Sechs ÖFB-Legionäre nehmen UEFA-Cup in Angriff
Neben Red Bull Salzburg und Austria Wien dürfen auch noch sechs österreichische Legionäre im UEFA-Cup mitspielen.

Foto © GEPAMartin Stranzl trifft mit Spartak auf Banik Ostrau
Mit sechs österreichischen Legionären gehen diese Woche die Hinspiele der ersten Hauptrunde des UEFA-Cups über die Bühne. Zudem sind mit Stefan Messner (Nordsjaelland - Olympiakos Piräus/bereits am Dienstag) und Fritz Stuchlik (Santander - Espoo) zwei heimische Referees im Einsatz. Gespannt darf man auf das seit neuestem milliardenschwere Manchester City und den derzeit angeschlagenen AC Milan sein.
Stranzl. Martin Stranzl und sein neuer Trainer Michael Laudrup reisen nach Tschechien zu Banik Ostrau, Marko Arnautovic und Twente Enschede stehen in Frankreich Stade Rennes gegenüber. Teamverteidiger Stranzl stand im ersten Spiel unter dem Dänen nach etlichen Partien auf der Ersatzbank am Wochenende wieder auf dem Feld, Spartak verlor das Derby gegen FK Moskau aber 1:2. Der zuletzt angeschlagene Arnautovic saß beim 1:1 gegen Nijmegen am Wochenende auf der Bank.
Türkei. Diese blüht auch den Türkei-Legionären Harun Erbek und Turgay Bahadir, die mit Kayserispor daheim gegen Paris SG antreten, sowie Ekrem Dag, der mit Besikas in Istanbul gegen den ukrainischen Club Charkiw spielt. Am ehesten wird Roland Linz zum Einsatz kommen. Der Teamstürmer empfängt mit dem SC Braga das in der Champions-League-Qualifikation an Juventus gescheiterte Artmedia Preßburg.

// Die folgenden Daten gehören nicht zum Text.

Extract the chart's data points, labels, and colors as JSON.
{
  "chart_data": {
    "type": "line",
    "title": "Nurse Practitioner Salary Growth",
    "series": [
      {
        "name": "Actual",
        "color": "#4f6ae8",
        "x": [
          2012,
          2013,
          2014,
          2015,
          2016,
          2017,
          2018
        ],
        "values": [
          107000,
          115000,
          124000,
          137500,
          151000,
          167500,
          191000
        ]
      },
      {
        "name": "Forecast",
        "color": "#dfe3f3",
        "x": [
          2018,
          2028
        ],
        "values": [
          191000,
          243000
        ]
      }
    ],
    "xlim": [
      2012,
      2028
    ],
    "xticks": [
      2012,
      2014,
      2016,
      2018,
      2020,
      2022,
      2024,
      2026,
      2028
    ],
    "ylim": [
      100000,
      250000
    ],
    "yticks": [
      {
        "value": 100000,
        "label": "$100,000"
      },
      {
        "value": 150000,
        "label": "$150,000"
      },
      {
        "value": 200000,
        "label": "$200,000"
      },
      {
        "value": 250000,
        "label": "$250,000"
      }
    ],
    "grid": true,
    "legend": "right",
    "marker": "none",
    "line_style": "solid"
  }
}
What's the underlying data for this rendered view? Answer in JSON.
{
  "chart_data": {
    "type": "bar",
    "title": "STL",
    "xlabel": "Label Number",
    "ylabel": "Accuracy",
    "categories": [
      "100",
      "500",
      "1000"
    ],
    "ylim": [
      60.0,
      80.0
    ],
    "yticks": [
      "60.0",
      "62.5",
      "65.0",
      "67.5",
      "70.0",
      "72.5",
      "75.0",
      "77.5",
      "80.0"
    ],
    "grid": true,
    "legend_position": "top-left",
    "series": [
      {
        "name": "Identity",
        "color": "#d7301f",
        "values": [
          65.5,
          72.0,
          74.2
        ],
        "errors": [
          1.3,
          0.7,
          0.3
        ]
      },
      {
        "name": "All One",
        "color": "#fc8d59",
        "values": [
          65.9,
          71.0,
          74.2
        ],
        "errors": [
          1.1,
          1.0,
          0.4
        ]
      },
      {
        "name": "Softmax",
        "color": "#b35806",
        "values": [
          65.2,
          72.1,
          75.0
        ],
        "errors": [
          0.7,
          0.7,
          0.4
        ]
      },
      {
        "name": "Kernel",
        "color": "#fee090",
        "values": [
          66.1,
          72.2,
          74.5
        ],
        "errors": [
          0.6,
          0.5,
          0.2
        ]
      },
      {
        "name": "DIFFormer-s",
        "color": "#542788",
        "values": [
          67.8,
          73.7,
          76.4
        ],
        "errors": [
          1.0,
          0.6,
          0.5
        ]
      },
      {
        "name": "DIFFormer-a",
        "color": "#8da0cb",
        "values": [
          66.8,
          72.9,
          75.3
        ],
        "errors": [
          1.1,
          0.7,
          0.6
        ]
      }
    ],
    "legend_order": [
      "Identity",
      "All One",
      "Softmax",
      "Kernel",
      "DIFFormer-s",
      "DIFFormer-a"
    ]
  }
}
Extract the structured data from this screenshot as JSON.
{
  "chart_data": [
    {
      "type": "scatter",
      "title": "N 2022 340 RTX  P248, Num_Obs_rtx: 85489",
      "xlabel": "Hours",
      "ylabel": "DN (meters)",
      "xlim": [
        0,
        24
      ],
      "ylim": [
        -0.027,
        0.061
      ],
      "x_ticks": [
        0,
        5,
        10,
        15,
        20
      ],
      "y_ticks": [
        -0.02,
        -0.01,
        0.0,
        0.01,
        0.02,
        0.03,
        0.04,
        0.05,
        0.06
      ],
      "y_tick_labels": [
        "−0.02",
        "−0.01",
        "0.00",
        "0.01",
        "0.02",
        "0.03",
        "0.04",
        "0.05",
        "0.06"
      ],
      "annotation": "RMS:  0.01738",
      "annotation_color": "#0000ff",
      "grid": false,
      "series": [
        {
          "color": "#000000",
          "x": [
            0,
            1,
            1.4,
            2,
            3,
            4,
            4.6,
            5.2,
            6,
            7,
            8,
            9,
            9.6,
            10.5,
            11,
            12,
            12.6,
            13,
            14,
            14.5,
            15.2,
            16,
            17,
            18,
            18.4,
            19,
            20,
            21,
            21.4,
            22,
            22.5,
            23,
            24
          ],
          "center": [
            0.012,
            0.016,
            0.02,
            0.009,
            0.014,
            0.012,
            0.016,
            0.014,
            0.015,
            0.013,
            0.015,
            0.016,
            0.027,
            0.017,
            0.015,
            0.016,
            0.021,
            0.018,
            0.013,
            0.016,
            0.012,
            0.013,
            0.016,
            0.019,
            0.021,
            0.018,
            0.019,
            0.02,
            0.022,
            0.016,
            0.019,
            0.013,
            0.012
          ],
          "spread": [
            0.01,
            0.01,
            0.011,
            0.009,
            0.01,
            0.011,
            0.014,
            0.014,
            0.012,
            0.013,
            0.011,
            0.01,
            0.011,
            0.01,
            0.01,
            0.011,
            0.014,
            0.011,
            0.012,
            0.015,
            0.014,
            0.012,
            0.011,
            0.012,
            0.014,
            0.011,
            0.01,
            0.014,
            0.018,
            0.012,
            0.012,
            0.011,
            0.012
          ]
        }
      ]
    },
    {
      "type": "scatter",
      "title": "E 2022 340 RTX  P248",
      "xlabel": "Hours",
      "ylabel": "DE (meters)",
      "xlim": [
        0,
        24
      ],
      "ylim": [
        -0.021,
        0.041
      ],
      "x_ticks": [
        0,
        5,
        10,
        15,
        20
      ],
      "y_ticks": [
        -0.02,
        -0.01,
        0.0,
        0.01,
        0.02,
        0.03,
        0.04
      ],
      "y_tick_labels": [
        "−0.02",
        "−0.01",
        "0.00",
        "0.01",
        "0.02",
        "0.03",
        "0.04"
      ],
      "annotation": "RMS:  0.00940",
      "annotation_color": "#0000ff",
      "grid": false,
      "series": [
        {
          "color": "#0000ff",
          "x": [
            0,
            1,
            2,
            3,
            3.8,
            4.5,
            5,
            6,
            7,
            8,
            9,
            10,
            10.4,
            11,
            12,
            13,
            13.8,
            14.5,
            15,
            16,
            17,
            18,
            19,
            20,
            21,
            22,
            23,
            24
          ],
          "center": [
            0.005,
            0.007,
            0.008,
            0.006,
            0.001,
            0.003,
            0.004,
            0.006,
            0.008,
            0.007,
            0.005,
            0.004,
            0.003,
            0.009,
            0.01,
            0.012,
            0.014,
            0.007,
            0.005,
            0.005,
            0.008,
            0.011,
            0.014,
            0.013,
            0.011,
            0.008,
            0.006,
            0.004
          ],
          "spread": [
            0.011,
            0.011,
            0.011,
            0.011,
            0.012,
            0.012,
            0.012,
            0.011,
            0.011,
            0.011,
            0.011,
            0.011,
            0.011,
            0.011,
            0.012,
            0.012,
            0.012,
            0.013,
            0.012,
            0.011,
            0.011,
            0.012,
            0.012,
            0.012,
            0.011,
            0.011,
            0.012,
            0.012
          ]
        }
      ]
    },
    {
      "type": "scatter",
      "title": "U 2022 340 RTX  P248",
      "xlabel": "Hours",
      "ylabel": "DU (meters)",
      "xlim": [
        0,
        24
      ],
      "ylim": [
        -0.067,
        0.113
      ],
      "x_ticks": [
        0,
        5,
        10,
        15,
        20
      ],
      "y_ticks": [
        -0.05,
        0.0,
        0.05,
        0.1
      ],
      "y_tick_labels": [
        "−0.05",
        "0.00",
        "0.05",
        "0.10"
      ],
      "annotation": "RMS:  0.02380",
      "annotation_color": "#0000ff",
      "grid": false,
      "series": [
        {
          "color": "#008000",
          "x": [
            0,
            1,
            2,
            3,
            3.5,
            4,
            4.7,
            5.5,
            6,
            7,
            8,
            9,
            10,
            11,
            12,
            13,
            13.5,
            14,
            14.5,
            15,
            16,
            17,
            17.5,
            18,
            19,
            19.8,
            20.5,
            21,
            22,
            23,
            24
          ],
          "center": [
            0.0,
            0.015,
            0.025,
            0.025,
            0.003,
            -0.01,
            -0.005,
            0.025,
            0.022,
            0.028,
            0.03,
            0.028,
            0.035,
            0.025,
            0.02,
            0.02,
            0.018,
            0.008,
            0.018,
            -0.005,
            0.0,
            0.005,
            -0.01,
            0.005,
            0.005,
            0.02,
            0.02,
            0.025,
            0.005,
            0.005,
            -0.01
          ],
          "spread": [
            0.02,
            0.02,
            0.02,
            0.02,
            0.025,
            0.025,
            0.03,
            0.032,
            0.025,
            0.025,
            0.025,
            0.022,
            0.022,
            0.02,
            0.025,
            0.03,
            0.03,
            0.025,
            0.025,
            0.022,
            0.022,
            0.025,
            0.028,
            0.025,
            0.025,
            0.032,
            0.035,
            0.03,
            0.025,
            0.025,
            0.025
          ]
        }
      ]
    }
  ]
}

ManCity. Das von den Ölscheichs der "Abu Dhabi United Group for Development and Investment" übernommene ManCity hatten in den vorangegangenen Runden nicht gerade geglänzt: EB Streymur von den Färöern überwand man mit dem Gesamtscore von 4:0, gegen den FC Midtjylland aus Dänemark musste man gar ins Elfmeterschießen. Nun bekommen es die "Citizens" rund um Superstar Robinho am Donnerstag auswärts mit Omonia Nikosia zu tun.
Sturm-Graz-Bezwinger. FC Zürich reist zu Milan. Bei den "Rossoneri" ist Coach Carlo Ancelotti nach zwei Auftaktpleiten in der Liga und dem derzeit vorletzten Tabellenrang angezählt. In einer ähnlichen Lage befindet sich Tottenham, trotz großer Investitionen Letzter der englischen Premier League und am Donnerstag daheim gegen Wisla Krakau gefordert.